Это было рядом с Гинзой, во всяком случае, неподалеку, и мне казалось, что я легко отыщу дорогу туда, где плыл сквозь время крошечный скверик со склоненной над искусственным ровным овалом озерца с темной, но чистой и свежей родниковой водой японской ивой; в глубине отливал золотом в лучах заходящего солнца бамбуковый домик, где обитали духи давно стершихся в памяти веков, и клочок сине-белого облачка, застывшего в озерце, и тихий голос Фумико:
"Вы уедете, а я стану думать о вас и вспоминать..."

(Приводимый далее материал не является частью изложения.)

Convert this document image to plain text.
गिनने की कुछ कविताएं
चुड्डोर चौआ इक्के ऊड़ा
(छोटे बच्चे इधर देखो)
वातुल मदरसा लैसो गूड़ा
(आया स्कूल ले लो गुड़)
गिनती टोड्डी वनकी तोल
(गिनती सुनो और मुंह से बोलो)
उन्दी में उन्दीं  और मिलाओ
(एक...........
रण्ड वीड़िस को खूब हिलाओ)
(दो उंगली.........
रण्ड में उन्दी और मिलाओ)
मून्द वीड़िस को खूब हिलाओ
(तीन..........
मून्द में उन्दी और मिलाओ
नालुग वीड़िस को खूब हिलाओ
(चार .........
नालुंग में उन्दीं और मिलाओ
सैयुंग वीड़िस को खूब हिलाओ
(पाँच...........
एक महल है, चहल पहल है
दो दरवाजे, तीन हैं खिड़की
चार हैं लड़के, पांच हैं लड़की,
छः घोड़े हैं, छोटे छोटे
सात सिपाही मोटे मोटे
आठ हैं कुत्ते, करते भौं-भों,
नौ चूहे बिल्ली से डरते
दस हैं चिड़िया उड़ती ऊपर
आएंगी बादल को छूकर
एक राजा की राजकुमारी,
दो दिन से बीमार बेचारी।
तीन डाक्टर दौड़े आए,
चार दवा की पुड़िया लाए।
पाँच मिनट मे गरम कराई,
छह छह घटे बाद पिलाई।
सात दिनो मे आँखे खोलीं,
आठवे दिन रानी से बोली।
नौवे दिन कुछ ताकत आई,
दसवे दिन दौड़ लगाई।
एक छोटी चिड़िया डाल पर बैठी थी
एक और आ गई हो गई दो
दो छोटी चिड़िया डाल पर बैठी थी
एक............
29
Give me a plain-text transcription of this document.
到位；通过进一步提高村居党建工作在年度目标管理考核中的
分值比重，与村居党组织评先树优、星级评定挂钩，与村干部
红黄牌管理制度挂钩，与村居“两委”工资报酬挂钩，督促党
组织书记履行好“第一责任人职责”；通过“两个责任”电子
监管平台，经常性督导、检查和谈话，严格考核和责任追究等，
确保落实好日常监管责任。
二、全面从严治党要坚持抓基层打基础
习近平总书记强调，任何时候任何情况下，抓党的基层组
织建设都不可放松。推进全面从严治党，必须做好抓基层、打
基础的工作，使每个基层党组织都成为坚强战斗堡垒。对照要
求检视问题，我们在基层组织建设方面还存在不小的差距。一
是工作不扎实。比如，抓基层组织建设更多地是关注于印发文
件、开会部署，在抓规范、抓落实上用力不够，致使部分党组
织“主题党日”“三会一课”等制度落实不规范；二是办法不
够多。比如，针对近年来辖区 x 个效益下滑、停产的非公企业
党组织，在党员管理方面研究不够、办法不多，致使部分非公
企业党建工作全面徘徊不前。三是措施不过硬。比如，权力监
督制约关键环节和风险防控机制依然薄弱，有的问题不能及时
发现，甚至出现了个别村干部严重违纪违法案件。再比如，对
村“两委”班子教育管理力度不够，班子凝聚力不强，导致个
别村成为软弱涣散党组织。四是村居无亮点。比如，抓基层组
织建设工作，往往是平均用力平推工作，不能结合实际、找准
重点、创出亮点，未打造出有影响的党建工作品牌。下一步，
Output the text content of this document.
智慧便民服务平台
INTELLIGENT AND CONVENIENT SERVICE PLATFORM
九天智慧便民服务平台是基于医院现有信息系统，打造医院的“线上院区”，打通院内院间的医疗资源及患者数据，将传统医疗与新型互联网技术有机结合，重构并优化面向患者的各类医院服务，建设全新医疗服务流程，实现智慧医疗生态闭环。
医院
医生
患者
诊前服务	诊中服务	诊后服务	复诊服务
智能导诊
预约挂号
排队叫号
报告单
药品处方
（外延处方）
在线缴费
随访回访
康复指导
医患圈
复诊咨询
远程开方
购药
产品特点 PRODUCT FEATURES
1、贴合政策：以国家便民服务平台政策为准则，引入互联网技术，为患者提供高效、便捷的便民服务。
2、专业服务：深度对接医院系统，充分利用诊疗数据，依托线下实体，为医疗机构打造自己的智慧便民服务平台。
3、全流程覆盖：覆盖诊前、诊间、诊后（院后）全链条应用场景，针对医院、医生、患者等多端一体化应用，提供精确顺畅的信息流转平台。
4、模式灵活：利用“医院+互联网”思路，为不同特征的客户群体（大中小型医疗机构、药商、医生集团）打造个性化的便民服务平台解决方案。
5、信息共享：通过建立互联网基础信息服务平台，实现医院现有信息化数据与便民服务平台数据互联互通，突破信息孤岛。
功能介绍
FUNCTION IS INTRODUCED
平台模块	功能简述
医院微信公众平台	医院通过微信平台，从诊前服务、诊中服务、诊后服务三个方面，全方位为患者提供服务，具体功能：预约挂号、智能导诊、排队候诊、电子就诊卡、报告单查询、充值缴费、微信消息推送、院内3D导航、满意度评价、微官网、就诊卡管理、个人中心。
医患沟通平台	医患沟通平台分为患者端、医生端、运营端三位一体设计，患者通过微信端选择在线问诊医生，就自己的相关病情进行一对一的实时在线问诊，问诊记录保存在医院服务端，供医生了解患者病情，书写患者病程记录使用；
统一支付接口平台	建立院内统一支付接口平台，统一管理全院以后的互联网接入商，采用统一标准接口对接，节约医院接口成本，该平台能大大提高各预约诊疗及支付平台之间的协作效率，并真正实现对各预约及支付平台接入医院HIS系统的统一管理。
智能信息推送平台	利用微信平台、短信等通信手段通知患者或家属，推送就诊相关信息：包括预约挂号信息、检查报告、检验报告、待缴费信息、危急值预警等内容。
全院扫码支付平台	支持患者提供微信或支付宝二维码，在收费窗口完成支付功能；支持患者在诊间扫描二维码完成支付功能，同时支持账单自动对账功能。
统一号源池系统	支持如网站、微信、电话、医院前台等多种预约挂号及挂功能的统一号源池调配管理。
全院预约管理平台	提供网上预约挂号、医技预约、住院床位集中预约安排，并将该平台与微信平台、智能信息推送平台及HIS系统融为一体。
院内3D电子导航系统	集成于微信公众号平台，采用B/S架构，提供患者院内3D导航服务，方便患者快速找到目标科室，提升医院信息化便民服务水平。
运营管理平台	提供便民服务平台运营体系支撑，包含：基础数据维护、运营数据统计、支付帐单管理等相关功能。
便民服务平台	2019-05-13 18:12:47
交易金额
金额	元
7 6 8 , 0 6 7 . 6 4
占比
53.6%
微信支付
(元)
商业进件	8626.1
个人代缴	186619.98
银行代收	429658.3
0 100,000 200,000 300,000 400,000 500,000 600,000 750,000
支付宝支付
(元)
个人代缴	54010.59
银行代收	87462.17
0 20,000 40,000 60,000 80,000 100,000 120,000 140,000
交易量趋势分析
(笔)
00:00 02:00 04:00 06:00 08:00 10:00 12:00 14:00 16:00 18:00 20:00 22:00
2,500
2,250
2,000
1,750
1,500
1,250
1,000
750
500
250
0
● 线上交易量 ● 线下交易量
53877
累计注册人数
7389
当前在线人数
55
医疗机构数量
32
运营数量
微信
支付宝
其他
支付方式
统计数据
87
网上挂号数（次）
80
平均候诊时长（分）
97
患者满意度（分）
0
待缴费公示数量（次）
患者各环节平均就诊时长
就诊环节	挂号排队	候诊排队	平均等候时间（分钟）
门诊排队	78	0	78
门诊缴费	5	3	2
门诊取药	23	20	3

У нее было фарфоровой чистоты славянское лицо и черные как смоль гладкие волосы, полные, чувственные губы розовой свежести, тонкая, идеально изваянная фигурка - все свидетельствовало о славянском совершенстве, и лишь темные, чуть удлиненные глаза выдавали ее восточное происхождение. Ее мать - русская дворянка из Подмосковья, отец - японец, профессор стилистики Токийского университета Васеда; правда, когда они познакомились в Шанхае, он еще был не профессором, а студентом-практикантом, до безумия влюбившимся в терпящую лишения русскую беженку. У них родилось трое детей: две дочери и сын - он появился на свет последним. Вскоре родители разошлись - негоже оказалось профессору японского университета иметь жену-иноземку. Сын жил с отцом, и не знал я, что этот шестнадцатилетний крепыш с коротким спортивным бобриком жестких волос, с широкой, тяжелой челюстью каратиста, ни слова не понимавший по-русски, - брат Фумико, говорящей на чистейшем, изысканнейшем языке дворянских салонов начала века; старшая сестра тоже получила больше японской крови, хотя довольно сносно говорила на языке матери.
И увидел Фумико в Олимпийской деревне, когда возвращался из бассейна после плавания - усталый, измочаленный, как обычно, когда дело близится к завершению и ты в мыслях и раздумьях - весь в будущем, сокрытом от тебя тайной, но ты стремишься заглянуть под ее непроницаемый полог и потому из кожи лезешь на тренировках, чтоб по долям секунды, по каким-то неуловимым нюансам самочувствия, душевного настроя решить, как выступишь. В такие часы ты отрешен от всего, что не входит в сферу твоих спортивных интересов.